I like mince pies, and would eat them any time of year. The rest is just carbo-bombs covered in an inch of sugar, and the reason why I’m finding it harder to keep slim right now. But hey, for the next week this is holiday season, I’ll loosen up a little.

The boss called me whilst I was at the hardware store – my software changes on Friday had dislodged something, and there were exceptions in the log. I was expecting something like that - it was the largest software change I had done in weeks, and I knew that there would be inevitable repercussions even though I had tested the success cases and most common failure modes. Notwithstanding, being called out made me feel pissed off and stressed again.

I went out there an hour later, ready to do battle with the code for an hour or so. The company is a small one, but we are contracted to a large engineering concern, on their premises, with factory and all. The security people know my face by now, so they let me in to the complex, but our office was locked, with the key nowhere to be found. My boss must still have it, and if he is on schedule, he is most likely boarding a flight to New Zealand by now. Aargh.

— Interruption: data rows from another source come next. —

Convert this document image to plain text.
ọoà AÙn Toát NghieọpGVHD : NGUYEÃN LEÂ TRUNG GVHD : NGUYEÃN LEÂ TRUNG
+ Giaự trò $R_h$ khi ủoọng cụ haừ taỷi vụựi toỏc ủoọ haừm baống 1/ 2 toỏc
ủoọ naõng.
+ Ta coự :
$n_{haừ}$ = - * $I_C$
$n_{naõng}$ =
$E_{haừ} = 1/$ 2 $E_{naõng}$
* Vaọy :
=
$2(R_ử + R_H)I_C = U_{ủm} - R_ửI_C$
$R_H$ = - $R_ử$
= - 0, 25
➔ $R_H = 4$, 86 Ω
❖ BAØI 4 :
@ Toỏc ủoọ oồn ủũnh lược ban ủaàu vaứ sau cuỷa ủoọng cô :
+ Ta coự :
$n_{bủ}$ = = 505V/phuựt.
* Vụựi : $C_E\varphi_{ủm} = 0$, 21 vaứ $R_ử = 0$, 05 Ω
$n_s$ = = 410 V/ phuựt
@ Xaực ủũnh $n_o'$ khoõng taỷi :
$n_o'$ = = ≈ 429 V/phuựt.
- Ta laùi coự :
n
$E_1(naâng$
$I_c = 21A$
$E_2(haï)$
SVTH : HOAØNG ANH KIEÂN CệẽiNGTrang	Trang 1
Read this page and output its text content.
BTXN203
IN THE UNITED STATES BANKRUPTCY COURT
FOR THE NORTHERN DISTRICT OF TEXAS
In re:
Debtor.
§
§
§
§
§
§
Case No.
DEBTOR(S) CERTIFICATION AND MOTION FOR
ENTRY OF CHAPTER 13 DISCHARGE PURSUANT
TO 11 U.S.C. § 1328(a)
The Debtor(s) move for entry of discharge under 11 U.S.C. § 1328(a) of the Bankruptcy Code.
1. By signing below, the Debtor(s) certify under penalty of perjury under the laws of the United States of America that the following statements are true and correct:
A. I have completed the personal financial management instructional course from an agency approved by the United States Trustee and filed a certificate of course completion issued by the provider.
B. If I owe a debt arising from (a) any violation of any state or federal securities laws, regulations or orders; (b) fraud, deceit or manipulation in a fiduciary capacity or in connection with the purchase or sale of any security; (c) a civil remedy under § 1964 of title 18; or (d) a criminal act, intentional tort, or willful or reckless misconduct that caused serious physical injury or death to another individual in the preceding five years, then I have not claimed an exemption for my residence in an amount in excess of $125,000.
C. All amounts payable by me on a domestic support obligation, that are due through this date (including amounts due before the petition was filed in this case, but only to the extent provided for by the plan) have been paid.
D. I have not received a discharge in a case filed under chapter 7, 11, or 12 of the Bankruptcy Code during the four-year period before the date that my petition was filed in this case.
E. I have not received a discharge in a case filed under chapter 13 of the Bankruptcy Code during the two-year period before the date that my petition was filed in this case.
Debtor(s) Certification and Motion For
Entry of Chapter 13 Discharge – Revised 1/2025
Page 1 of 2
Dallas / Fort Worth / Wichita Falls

I managed to contact him (in the departure lounge) a few hours later. It turns out that he had deputised a friend to drop of the key, and she had seen no urgency in this (which is fair enough, this was before the program started throwing null pointer exceptions).

After supper, around 7pm I drove out. Security had the key, and within 15 minutes I had fixed the bug. It turned out to be obvious (gotta love java exceptions giving you a complete stack trace), and not serious, just a failure mode when the upstream server was offline was not properly handled, resulting in trying to read an error code from a non-existent response packet. The upstream server had in the meanwhile come back on line, so the error was not being exhibited, and everything was ticking over, if a rather slow day for business.

After I had tested, checked in, and updated, rebuilt and restarted the live site, I stayed in the office for half an hour, watching the logs whilst reading slashdot and other stuff online, hoping that someone would log on and buy, just to put my mind at ease. But it was not to be. It was almost entirely dark when I left.

I will check the logs again when I surface tomorrow, after the party tonight and some sleep.